A vacina fora da caixinha

A vacina fora da caixinha

Tatianna Oliva*

15 de dezembro de 2020 | 06h15

Tatianna Oliva. FOTO: DIVULGAÇÃO

Situações inéditas exigem soluções igualmente inéditas. A pandemia do novo coronavírus é algo sem precedente na história da humanidade. Houve, como se sabe, outras pandemias, como a Gripe Espanhola há um século, que matou até mais que a doença que hoje nos aflige. Mas as duas calamidades não se comparam quando observadas pelo lado das soluções que se apresentam. Sem vacina, sem a informação médica, sem a tecnologia hoje disponíveis, os contemporâneos de nossos bisavós não tinham muito o que fazer, a não ser esperar pelo menos pior.

Não é, felizmente, o nosso caso. Temos várias vacinas a caminho desenvolvidas em tempo recorde – daí o ineditismo da situação. Alguns países, como a Grã-Bretanha, já começaram ambiciosos programas de imunização. Outros, como Alemanha e França, estão com tudo engatilhado para romper o ano vacinando largas parcelas da população. Outros ainda, como Brasil, estão comparativamente atrasados, mas aqui também chegará o dia em que estaremos na fila aguardando aquela picada salvadora.
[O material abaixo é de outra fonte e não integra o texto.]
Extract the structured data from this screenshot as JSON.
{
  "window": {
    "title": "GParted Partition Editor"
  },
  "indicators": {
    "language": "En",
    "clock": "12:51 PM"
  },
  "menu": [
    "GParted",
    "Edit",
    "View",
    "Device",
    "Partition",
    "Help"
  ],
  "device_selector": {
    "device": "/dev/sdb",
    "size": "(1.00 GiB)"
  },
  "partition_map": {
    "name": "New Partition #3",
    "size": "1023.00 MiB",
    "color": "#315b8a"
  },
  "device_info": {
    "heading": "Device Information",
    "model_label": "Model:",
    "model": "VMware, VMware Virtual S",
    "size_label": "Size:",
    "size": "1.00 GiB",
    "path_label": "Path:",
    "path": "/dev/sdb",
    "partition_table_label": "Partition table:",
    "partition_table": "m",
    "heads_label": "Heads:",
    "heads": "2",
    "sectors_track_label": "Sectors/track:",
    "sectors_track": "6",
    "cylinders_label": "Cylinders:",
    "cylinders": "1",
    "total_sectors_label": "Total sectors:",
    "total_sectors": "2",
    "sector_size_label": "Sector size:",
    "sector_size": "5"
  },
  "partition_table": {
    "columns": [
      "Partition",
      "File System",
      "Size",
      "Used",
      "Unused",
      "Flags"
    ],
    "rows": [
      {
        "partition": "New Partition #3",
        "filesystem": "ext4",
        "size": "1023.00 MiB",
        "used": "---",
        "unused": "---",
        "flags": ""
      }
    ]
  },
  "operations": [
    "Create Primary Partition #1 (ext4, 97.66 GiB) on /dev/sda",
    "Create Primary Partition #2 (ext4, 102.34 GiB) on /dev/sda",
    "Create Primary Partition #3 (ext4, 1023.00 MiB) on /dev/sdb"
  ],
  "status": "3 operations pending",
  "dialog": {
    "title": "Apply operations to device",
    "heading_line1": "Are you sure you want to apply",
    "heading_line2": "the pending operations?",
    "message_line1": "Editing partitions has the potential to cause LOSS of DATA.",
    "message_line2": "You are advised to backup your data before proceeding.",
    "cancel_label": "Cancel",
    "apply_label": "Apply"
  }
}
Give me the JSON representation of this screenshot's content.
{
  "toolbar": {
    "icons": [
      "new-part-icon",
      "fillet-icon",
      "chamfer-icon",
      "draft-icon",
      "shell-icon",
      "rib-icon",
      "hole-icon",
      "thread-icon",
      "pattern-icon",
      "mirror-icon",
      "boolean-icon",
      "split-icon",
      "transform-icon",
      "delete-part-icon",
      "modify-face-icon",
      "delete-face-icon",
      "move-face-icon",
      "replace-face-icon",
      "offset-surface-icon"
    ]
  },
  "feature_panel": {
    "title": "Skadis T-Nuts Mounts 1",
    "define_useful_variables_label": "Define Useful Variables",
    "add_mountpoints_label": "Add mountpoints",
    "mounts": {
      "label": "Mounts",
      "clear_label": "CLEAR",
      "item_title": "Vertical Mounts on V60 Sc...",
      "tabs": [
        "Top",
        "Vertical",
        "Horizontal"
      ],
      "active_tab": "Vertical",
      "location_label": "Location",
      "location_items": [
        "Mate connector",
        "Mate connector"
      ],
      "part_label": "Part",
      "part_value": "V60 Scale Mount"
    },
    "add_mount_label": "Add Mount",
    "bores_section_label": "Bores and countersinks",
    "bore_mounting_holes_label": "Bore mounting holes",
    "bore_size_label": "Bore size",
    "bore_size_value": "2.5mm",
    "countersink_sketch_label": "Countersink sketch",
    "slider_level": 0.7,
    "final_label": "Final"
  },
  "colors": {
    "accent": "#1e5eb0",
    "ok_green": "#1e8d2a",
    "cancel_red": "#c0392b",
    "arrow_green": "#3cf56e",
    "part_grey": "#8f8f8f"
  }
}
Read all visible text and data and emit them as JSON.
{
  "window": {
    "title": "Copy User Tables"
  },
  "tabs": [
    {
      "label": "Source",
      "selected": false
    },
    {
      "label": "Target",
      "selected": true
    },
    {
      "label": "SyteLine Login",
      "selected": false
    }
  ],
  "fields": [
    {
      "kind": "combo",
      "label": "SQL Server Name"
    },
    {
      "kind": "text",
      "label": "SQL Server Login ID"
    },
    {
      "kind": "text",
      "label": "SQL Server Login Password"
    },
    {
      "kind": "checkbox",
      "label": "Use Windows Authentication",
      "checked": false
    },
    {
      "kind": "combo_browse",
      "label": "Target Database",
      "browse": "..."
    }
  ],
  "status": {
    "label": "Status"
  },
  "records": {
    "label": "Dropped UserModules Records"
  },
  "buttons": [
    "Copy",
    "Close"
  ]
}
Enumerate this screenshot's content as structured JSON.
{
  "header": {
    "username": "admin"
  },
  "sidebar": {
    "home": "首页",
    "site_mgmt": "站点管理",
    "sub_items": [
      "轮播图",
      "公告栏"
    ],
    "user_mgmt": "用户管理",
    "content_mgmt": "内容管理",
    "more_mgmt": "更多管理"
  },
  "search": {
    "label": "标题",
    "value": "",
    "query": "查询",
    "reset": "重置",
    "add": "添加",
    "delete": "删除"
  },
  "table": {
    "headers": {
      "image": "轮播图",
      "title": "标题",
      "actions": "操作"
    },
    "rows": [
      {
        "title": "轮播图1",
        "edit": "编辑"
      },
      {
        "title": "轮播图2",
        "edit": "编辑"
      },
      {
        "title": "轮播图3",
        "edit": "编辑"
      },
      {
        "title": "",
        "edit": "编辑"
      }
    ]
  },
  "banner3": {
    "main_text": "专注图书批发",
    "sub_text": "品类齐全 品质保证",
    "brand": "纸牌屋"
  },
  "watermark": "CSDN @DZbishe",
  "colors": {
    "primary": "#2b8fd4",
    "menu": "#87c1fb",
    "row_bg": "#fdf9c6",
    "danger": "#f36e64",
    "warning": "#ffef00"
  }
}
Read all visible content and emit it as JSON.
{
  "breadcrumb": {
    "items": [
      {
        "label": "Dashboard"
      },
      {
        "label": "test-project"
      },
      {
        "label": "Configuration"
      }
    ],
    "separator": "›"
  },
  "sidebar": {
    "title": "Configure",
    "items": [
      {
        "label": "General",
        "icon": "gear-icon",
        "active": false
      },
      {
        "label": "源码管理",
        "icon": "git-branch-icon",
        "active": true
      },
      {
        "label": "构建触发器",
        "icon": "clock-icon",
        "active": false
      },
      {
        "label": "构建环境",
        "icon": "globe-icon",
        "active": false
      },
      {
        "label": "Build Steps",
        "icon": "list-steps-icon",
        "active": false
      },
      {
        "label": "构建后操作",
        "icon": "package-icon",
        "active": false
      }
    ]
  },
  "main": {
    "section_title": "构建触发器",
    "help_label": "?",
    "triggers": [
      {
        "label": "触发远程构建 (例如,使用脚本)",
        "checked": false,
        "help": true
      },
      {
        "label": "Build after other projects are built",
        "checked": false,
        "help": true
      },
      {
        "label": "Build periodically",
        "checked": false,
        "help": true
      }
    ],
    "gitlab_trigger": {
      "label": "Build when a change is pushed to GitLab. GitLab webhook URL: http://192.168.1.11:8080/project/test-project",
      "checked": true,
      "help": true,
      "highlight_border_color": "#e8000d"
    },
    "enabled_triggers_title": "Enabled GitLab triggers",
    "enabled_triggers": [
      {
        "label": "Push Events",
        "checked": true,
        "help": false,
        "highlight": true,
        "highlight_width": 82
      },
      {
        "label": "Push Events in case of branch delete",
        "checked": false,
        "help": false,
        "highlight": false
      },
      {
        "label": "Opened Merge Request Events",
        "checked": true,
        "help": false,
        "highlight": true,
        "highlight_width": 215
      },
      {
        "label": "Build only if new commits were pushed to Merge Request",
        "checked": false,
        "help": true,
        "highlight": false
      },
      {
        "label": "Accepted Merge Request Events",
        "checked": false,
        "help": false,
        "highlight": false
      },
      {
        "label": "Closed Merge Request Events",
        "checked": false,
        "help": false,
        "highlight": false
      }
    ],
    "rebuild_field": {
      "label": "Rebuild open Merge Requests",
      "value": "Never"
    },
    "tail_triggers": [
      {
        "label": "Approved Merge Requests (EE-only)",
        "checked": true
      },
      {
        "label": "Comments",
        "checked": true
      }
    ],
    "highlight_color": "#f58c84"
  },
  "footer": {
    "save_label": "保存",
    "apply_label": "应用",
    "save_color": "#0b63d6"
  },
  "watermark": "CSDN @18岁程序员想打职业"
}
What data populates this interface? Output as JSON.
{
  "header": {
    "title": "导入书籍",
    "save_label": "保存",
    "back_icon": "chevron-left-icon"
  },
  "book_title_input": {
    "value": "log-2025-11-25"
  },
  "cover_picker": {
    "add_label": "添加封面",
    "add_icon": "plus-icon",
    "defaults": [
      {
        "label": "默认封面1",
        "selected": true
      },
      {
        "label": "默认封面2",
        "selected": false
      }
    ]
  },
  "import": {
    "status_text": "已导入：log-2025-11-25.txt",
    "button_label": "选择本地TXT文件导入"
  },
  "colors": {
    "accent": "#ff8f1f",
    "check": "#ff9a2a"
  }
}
A iniciativa privada, como o estímulo de governos mundo afora, venceu o primeiro desafio ao materializar vacinas razoavelmente seguras e eficientes. Num momento anterior, as empresas também souberam mitigar os efeitos da pandemia ao abrirem generosamente seus cofres para comprar e distribuir máscaras, álcool em gel e demais produtos de higienização.

Vencidas as duas etapas, o terceiro desafio é logístico: fazer chegar a vacina a todos os cidadãos. Mais uma vez, a iniciativa privada pode fazer a diferença. As dificuldades são ainda maiores num país com dimensões continentais como o Brasil. Por isso, defendo que é a hora de, mais uma vez, criarmos uma corrente de solidariedade. Vale pensar em como cada player poderia ajudar com seu know-how nessa missão.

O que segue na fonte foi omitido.